TL;DR – Yes, the PAP and NTUC enjoy a strong symbiotic relationship and listen to this, it can only mean good things for Singaporean workers.
If you don’t know by now, the Labour Movement has always been the PAP’s key partner. The PAP-NTUC symbiotic relationship dates back to the 1960s. Yes, the ties go all the way back – before either “PAP” or “NTUC” even existed!
You see, Mr Lee Kuan Yew began his political career as a lawyer representing the postal workers’ union. He helped them gain better wages and terms of service from the colonial government then! By the time the PAP was formed in 1954, Mr Lee was legal adviser to more than 100 unions and associations. Many other founding members of the PAP were unionists as well.
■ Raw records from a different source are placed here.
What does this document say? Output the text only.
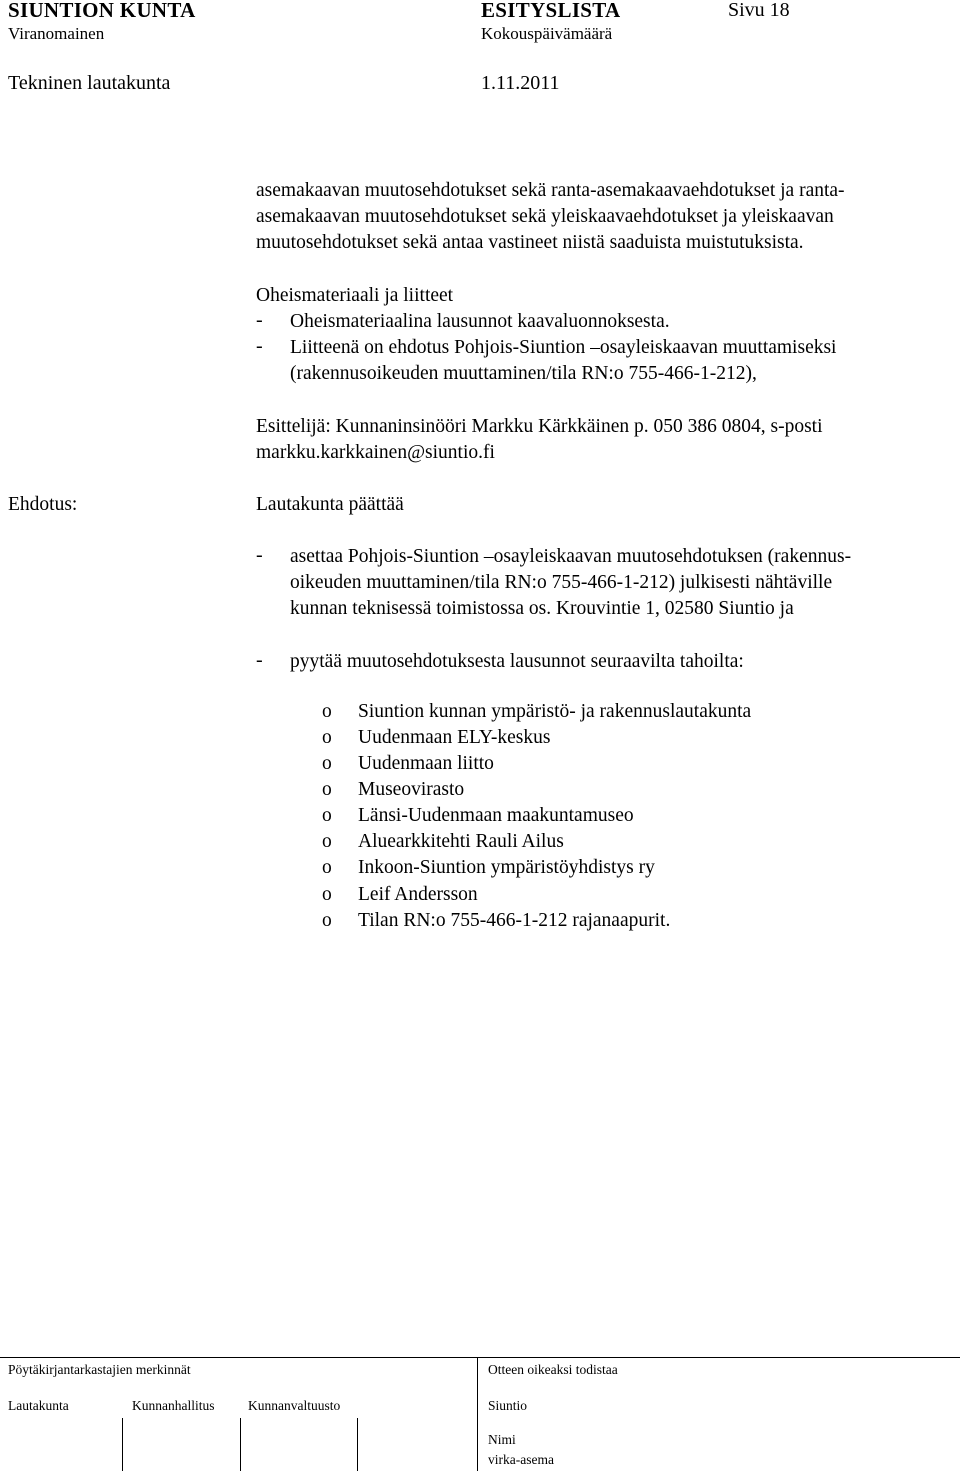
SIUNTION KUNTA	ESITYSLISTA	Sivu 18
Viranomainen	Kokouspäivämäärä
Tekninen lautakunta	1.11.2011
asemakaavan muutosehdotukset sekä ranta-asemakaavaehdotukset ja ranta-
asemakaavan muutosehdotukset sekä yleiskaavaehdotukset ja yleiskaavan
muutosehdotukset sekä antaa vastineet niistä saaduista muistutuksista.
Oheismateriaali ja liitteet
- Oheismateriaalina lausunnot kaavaluonnoksesta.
- Liitteenä on ehdotus Pohjois-Siuntion –osayleiskaavan muuttamiseksi
(rakennusoikeuden muuttaminen/tila RN:o 755-466-1-212),
Esittelijä: Kunnaninsinööri Markku Kärkkäinen p. 050 386 0804, s-posti
markku.karkkainen@siuntio.fi
Ehdotus:	Lautakunta päättää
- asettaa Pohjois-Siuntion –osayleiskaavan muutosehdotuksen (rakennus-
oikeuden muuttaminen/tila RN:o 755-466-1-212) julkisesti nähtäville
kunnan teknisessä toimistossa os. Krouvintie 1, 02580 Siuntio ja
- pyytää muutosehdotuksesta lausunnot seuraavilta tahoilta:
o Siuntion kunnan ympäristö- ja rakennuslautakunta
o Uudenmaan ELY-keskus
o Uudenmaan liitto
o Museovirasto
o Länsi-Uudenmaan maakuntamuseo
o Aluearkkitehti Rauli Ailus
o Inkoon-Siuntion ympäristöyhdistys ry
o Leif Andersson
o Tilan RN:o 755-466-1-212 rajanaapurit.
Pöytäkirjantarkastajien merkinnät	Otteen oikeaksi todistaa
Lautakunta	Kunnanhallitus Kunnanvaltuusto	Siuntio
Nimi
virka-asema
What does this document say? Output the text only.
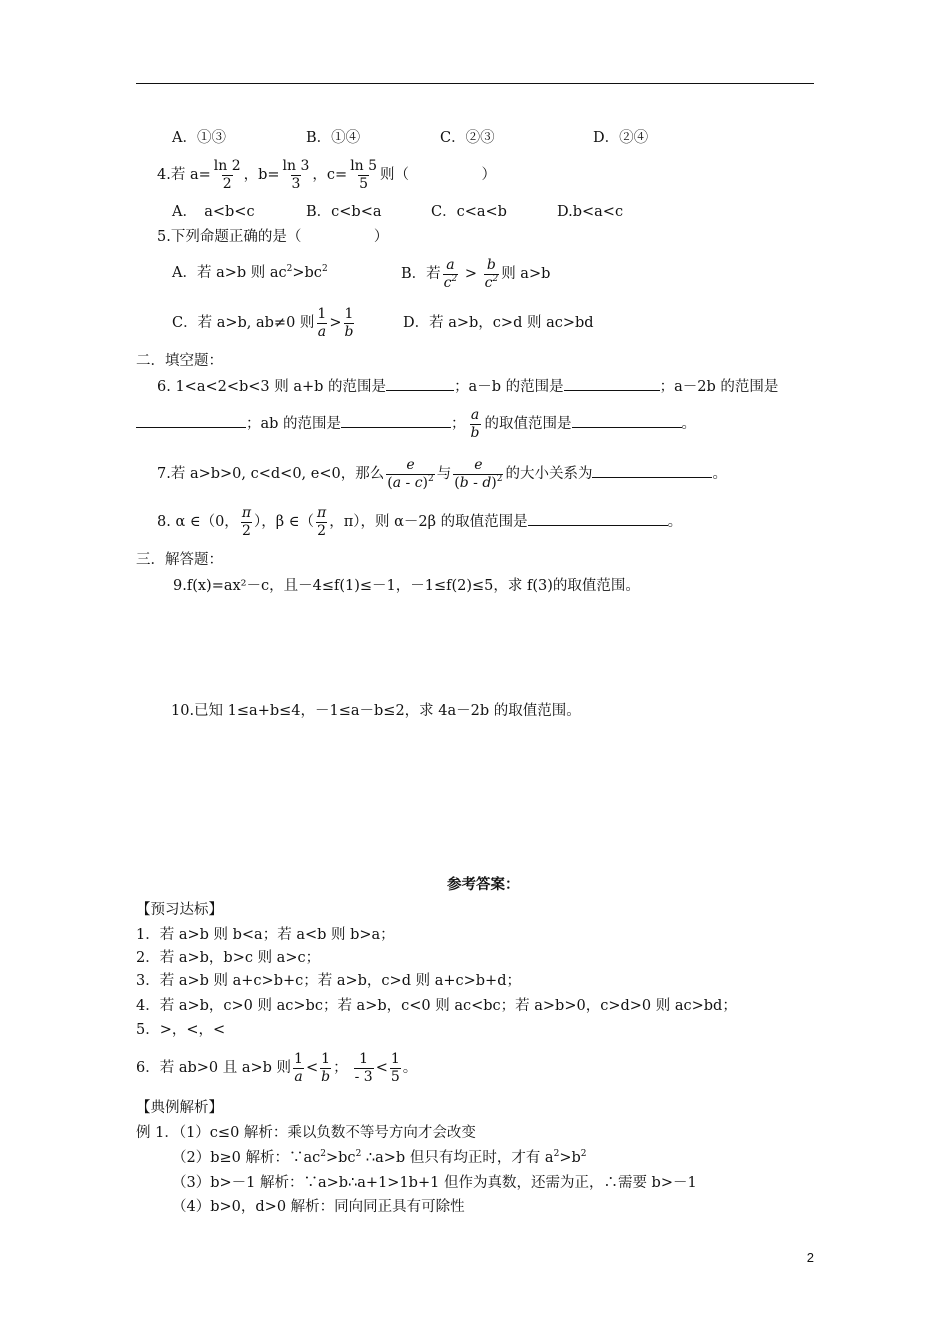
A．①③	B．①④	C．②③	D．②④
4.若 $a= \frac{\ln 2}{2}$ ，$b= \frac{\ln 3}{3}$ ，$c= \frac{\ln 5}{5}$ 则（　　　　　）
A．　a<b<c	B．c<b<a	C．c<a<b	D.b<a<c
5.下列命题正确的是（　　　　　）
A．若 a>b 则 $ac^2>bc^2$	B．若 $\frac{a}{c^2} > \frac{b}{c^2}$ 则 a>b
C．若 a>b, ab≠0 则 $\frac{1}{a} > \frac{1}{b}$	D．若 a>b，c>d 则 ac>bd
二．填空题：
6. 1<a<2<b<3 则 a+b 的范围是	；a－b 的范围是	；a－2b 的范围是
；ab 的范围是	； $\frac{a}{b}$ 的取值范围是	。
7.若 a>b>0, c<d<0, e<0，那么 $\frac{e}{(a - c)^2}$ 与 $\frac{e}{(b - d)^2}$ 的大小关系为	。
8. α ∈（0， $\frac{\pi}{2}$ ），β ∈（ $\frac{\pi}{2}$ ，π），则 α－2β 的取值范围是	。
三．解答题：
9.f(x)=ax²－c，且－4≤f(1)≤－1，－1≤f(2)≤5，求 f(3)的取值范围。
10.已知 1≤a+b≤4，－1≤a－b≤2，求 4a－2b 的取值范围。
参考答案：
【预习达标】
1．若 a>b 则 b<a；若 a<b 则 b>a；
2．若 a>b，b>c 则 a>c；
3．若 a>b 则 a+c>b+c；若 a>b，c>d 则 a+c>b+d；
4．若 a>b，c>0 则 ac>bc；若 a>b，c<0 则 ac<bc；若 a>b>0，c>d>0 则 ac>bd；
5．>，<，<
6．若 ab>0 且 a>b 则 $\frac{1}{a} < \frac{1}{b}$ ； $\frac{1}{- 3} < \frac{1}{5}$ 。
【典例解析】
例 1．（1）c≤0 解析：乘以负数不等号方向才会改变
（2）b≥0 解析：$\because ac^2>bc^2$ ∴a>b 但只有均正时，才有 $a^2>b^2$
（3）b>－1 解析：∵a>b∴a+1>1b+1 但作为真数，还需为正，∴需要 b>－1
（4）b>0，d>0 解析：同向同正具有可除性
2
Naysayers had expressed concerns over this symbiotic relationship. But as PM Lee said in his 2021 May Day Message.
“Tripartism and cooperation have been far more effective in securing workers’ welfare and livelihoods than militancy and conflict.”
Mr Lee had the interests of workers at heart even in the early days. So did many of the founding members of the PAP. The party had only one clear goal in mind from Day One: make Singapore a better place to live in. This could only be done if the economics of the country was strong. How to get there though? With the support of an empowered workforce.
From the get go, the PAP was preoccupied with jobs and workers. After all, a job is the best welfare. The only way the country was to survive, was to have strong economic activity. Pursuing investors was one of Singapore’s key strategy from the early days. And it continues today!
Then, trade unionists were influenced by communist leaders to riot and strike for political purpose. This was a period when the trade union movement was hostile. Now, pause for a moment here, do we want that today? Nope. One can only imagine the man-hours that will be lost to industrial action and subsequent job losses.
In Singapore, our unique formula of the tripartite model has seen us through some tough times…
As a young nation, the first crisis Singapore faced was the withdrawal of British forces.
Followed by the 1973 oil crisis, our first major recession in 1985, the Asian Financial Crisis, Severe Acute Respiratory Syndrome (SARS), the Global Financial Crisis and now, the Covid-19 pandemic. Hand to heart, has this model failed us?
Our tripartite model has seen us through each of these crises with minimal damage.
- Workers made sacrifices, and accepted pay cuts. The Unions fought for better training opportunities to help workers pivot, bounce back or fair retrenchment packages in the evitable event of lay-offs.
- Employers pulled their weight, and with wage and training support from the government, tried to save as many jobs as possible.
- Government supported businesses and workers through the slew of support measure – remember the 4 Budgets that DPM Heng rolled out in 2020?
Singapore had to create a trade union movement that was harmonious, where employees, employers and even the government could work together to create win-win-win outcomes. And they did.
In the early days, the PAP provided leadership, direction and vision for the Labour Movement. The party’s Members of Parliament (MPs) — who are often invited to serve as advisors to various unions — “go beyond advising, to helping out with the union ground, engaging workers directly”. This gave the PAP MPs strong ground understanding of worker issues – why workers are worried, angry, and what their concerns are. They can then speak up in Parliament on behalf of workers and bring better outcomes.
To this day, the PAP and the NTUC still emphasise this symbiotic relationship. No, it’s not a hush-hush relationship. The PAP and NTUC enjoy a strong symbiotic relationship and listen to this, it can only mean good things for Singaporean workers. This Labour Movement is not about only serving some workers. They are determined to make sure that they are a representative, relevant and strong force to represent all workers in Singapore. And they have proven themselves in their ability to keep up with the needs of working people, especially when technological disruptions will result in the creation of new jobs and need for new skills.
A collective strength and voice through attracting more members, that’s how the unions can safeguard the welfare and interests of workers in Singapore in the days to come.